An architect designing an EJB system needs to consider carefully whether distributed transactions are necessary. This is because of the overhead involved in managing them, which increases as the number of transaction participants increases. If there is no need to coordinate the transaction across multiple resource managers (or databases), there is no need for the two-phase commit protocol.

Further, the transaction coordination and commit processes may involve several remote calls that pass over the network. These may be between the EJB server or container and an external transaction management process. If the distributed transaction implementation provided by the EJB server incurs additional remote calls in coordinating transactions, using distributed transactions can slow down an EJB system considerably, inhibiting overall system scalability.

Experience with various object technology management and J2EE implementations indicates large variations in distributed transaction management performance. This makes it important for application architects to fully understand the configuration and deployment options available with a given transaction service.


Application resources, such as database connections and sockets, must be carefully managed in a distributed system. Resource pooling exploits the fact that not all clients need exclusive access to a resource at all times. With EJBs, not every bean needs a database connection for its exclusive use. It is much more efficient to configure a system so that database connections can be pooled and re-used for different client transactions.

When a database connection pool is used, the resulting connections required will be far less than the number of EJB components in a deployed system. Because database connections are expensive to create and manage, this architecture increases the overall application scalability. Furthermore, connections to the databases do not need to be reestablished continuously, thus improving application performance.

Resource pooling can be applied to other resources as well, such as socket connections and threads. Pooling of components simply means that a dedicated resource for each client is not necessary. Typical configurable parameters include container threads, session beans instances, entity bean cache size, and database connection pool size. All of these need to be configured appropriately to exhibit fast response times and high overall system throughput.


In any Java application, the JVM is an important factor in performance tuning. Hence, to develop and deploy high-performing EJB server-side applications, several JVM configuration and performance tuning activities need to be considered.

JVM heap size is one important setting. The heap is a repository for Java objects and free memory. When the JVM runs out of memory in the heap, all execution in it ceases while a garbage collection algorithm goes through memory and frees space that is no longer required.

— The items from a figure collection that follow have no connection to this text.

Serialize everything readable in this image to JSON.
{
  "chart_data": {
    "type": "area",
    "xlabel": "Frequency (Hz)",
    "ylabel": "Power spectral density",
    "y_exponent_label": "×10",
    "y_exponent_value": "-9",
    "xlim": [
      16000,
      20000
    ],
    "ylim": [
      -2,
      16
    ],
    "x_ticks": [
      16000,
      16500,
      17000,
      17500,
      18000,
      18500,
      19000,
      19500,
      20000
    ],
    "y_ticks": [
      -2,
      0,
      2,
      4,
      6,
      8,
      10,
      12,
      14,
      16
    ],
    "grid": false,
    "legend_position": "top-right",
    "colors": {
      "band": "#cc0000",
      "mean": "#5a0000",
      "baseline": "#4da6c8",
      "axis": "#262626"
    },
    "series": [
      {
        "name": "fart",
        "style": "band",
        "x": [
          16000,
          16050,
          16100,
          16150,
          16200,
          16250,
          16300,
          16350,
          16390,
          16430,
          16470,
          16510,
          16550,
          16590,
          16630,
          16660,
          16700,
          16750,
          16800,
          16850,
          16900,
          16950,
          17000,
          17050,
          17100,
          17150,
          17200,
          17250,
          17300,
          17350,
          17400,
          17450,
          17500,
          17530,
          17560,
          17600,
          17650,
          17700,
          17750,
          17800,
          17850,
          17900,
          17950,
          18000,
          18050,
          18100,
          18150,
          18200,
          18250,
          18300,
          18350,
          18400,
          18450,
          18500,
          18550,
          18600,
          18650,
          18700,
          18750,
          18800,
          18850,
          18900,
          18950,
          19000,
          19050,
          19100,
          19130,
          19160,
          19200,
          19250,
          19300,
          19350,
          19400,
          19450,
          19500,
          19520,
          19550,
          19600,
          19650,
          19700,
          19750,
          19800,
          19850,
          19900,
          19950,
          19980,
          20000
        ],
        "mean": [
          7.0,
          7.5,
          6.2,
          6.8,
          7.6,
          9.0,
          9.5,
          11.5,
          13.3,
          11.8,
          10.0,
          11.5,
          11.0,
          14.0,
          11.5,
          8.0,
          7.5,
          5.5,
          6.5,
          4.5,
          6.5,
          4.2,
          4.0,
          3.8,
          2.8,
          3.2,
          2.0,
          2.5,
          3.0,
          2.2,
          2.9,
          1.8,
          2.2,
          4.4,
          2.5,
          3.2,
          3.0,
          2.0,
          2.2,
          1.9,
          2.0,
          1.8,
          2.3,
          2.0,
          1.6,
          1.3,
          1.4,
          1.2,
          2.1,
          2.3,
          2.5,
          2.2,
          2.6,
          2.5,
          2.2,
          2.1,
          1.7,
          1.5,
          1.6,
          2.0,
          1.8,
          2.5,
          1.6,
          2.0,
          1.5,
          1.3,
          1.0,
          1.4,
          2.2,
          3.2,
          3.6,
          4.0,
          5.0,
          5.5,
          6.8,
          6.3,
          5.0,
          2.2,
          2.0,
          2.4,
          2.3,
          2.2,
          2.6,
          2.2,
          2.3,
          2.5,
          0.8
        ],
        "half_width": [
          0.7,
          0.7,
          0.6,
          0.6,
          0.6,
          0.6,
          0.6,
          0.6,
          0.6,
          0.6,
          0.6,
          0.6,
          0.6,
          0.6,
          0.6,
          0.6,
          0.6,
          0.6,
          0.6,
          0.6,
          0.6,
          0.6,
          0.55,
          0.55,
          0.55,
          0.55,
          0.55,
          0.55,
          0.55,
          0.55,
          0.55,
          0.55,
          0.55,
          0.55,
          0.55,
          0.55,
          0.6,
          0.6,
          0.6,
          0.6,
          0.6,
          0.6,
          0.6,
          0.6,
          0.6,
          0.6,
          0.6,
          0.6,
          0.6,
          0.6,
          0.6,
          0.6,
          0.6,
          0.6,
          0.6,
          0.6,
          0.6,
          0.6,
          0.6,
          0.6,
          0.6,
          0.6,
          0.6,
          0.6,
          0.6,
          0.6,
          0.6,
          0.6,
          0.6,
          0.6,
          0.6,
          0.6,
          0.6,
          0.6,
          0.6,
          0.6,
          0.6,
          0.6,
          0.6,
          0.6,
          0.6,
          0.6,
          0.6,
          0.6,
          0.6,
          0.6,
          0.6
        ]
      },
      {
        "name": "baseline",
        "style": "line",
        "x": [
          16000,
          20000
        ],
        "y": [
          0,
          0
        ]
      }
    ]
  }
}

This is an obvious performance hit because application code blocks during garbage collection. Thus, in an EJB application no server-side work can be done.

If heap size is huge, garbage collection will be infrequent; when it does kick in, however, it will take a much longer time, possibly long enough to disrupt normal system operations. Garbage collection can slow down (and sometime completely stop) server processing, giving the impression that the server is slow and unresponsive.

To appropriately set the JVM heap size, it is necessary to monitor the paging activities on the server machine. Paging is an expensive performance overhead and therefore should be avoided on application servers by increasing the JVM heap size to match the application's needs. Another way is to watch the garbage collector by using the -gcverbose compiler option. If incremental garbage collection is an option, it is almost always best to turn it on.